A recent $100 million verdict against Starbucks for the way it required employees to participate in “tip pools” should jolt employers with all the force of a Venti extra-shot Caramel Macchiato. Tip-pool lawsuits have been filed recently not only against restaurants, but also against hotels, transportation companies, delivery services, casinos and sports facilities.
Recently, many companies have been tempted to expand the number of employees who participate in tip pools. This can seem like a good way to save money, because the employer gets a tip credit against the minimum-wage requirements. But there is a complex set of legal rules for who can participate in a tip pool. There are both federal and state laws, and often multiple laws overlap so the requirements are hard to follow. These rules cover who can participate (hosts and hostesses, greeters, drink servers, kitchen staff, shift supervisors, etc.) as well as how much can be pooled.
Common mistakes include having employees participate in tip pools when they spend more than a certain percentage of their time performing tasks other than customer service, or when they exercise certain management or supervisory responsibilities.

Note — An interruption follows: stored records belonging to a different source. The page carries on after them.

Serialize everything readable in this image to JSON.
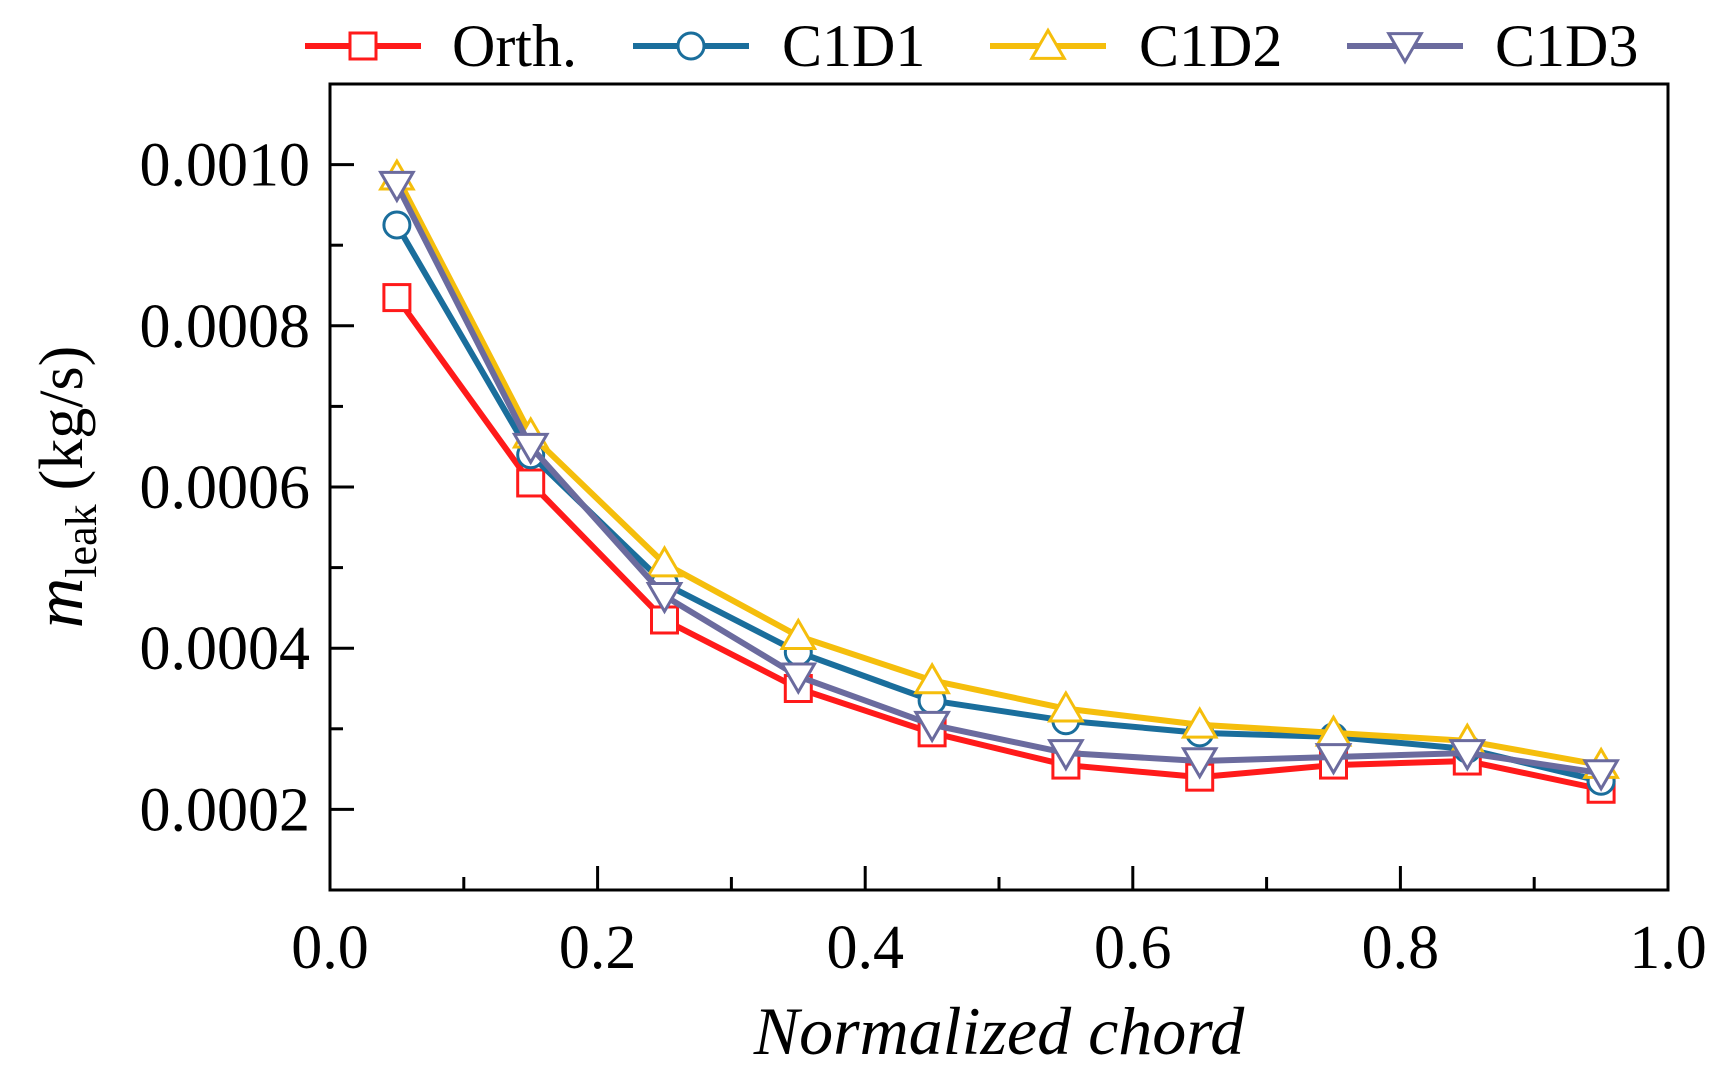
{
  "chart_data": {
    "type": "line",
    "title": "",
    "xlabel": "Normalized chord",
    "ylabel": {
      "symbol": "m",
      "subscript": "leak",
      "unit": "(kg/s)"
    },
    "xlim": [
      0.0,
      1.0
    ],
    "ylim": [
      0.0001,
      0.0011
    ],
    "xticks": [
      0.0,
      0.2,
      0.4,
      0.6,
      0.8,
      1.0
    ],
    "xtick_labels": [
      "0.0",
      "0.2",
      "0.4",
      "0.6",
      "0.8",
      "1.0"
    ],
    "yticks": [
      0.0002,
      0.0004,
      0.0006,
      0.0008,
      0.001
    ],
    "ytick_labels": [
      "0.0002",
      "0.0004",
      "0.0006",
      "0.0008",
      "0.0010"
    ],
    "grid": false,
    "legend_position": "top",
    "x": [
      0.05,
      0.15,
      0.25,
      0.35,
      0.45,
      0.55,
      0.65,
      0.75,
      0.85,
      0.95
    ],
    "series": [
      {
        "name": "Orth.",
        "color": "#ff1a1a",
        "marker": "square",
        "values": [
          0.000835,
          0.000605,
          0.000435,
          0.00035,
          0.000295,
          0.000255,
          0.00024,
          0.000255,
          0.00026,
          0.000225
        ]
      },
      {
        "name": "C1D1",
        "color": "#1a6e9c",
        "marker": "circle",
        "values": [
          0.000925,
          0.00064,
          0.00048,
          0.000395,
          0.000335,
          0.00031,
          0.000295,
          0.00029,
          0.000275,
          0.000235
        ]
      },
      {
        "name": "C1D2",
        "color": "#f5be0c",
        "marker": "triangle-up",
        "values": [
          0.000985,
          0.000665,
          0.000505,
          0.000415,
          0.00036,
          0.000325,
          0.000305,
          0.000295,
          0.000285,
          0.000255
        ]
      },
      {
        "name": "C1D3",
        "color": "#6b6b9e",
        "marker": "triangle-down",
        "values": [
          0.000975,
          0.00065,
          0.000465,
          0.000365,
          0.000305,
          0.00027,
          0.00026,
          0.000265,
          0.00027,
          0.000245
        ]
      }
    ]
  }
}
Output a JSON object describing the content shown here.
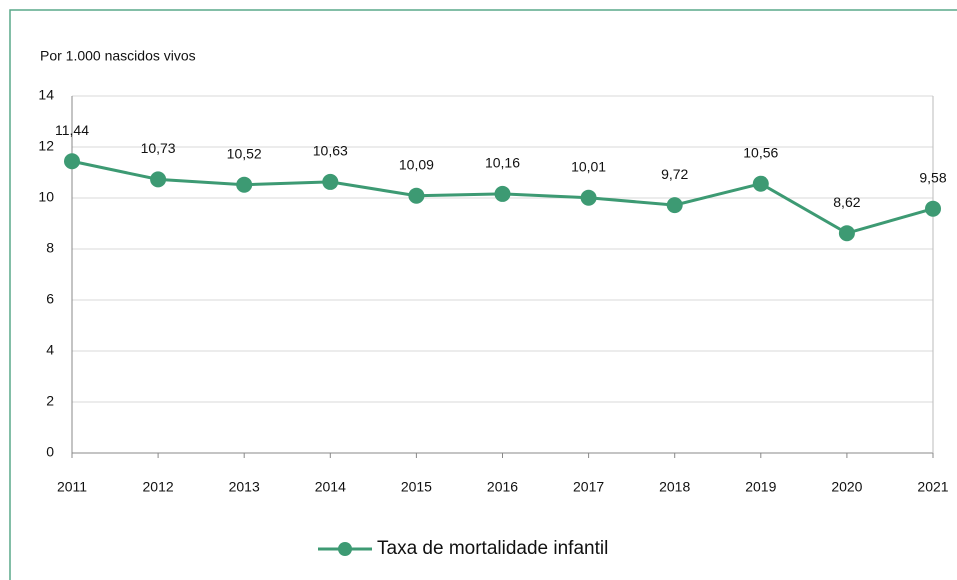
{
  "chart_data": {
    "type": "line",
    "y_axis_label": "Por 1.000 nascidos vivos",
    "categories": [
      "2011",
      "2012",
      "2013",
      "2014",
      "2015",
      "2016",
      "2017",
      "2018",
      "2019",
      "2020",
      "2021"
    ],
    "series": [
      {
        "name": "Taxa de mortalidade infantil",
        "color": "#3d9a73",
        "values": [
          11.44,
          10.73,
          10.52,
          10.63,
          10.09,
          10.16,
          10.01,
          9.72,
          10.56,
          8.62,
          9.58
        ],
        "value_labels": [
          "11,44",
          "10,73",
          "10,52",
          "10,63",
          "10,09",
          "10,16",
          "10,01",
          "9,72",
          "10,56",
          "8,62",
          "9,58"
        ]
      }
    ],
    "ylim": [
      0,
      14
    ],
    "yticks": [
      0,
      2,
      4,
      6,
      8,
      10,
      12,
      14
    ],
    "grid": true,
    "legend": "bottom"
  }
}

A mistake can leave an employer on the hook under a variety of laws, including:
- Failure to pay minimum wage, where an employee shouldn’t have been subject to a tip credit;
- Failure to pay overtime, where employees’ participation affects their exempt status; and
- Failure to make proper contributions to Social Security, Medicare, unemployment and retirement plans.
In some cases, managers can be personally liable for mistakes.
Another issue is whether a “service charge” or a “percentage sales charge” at an entertainment or function facility can be considered a tip. The federal Fair Labor Standards Act doesn’t assume that a service charge is a tip, but some state laws are different. Also, while companies are not liable for sales tax on tips, in some cases they may be liable for sales tax on a service charge.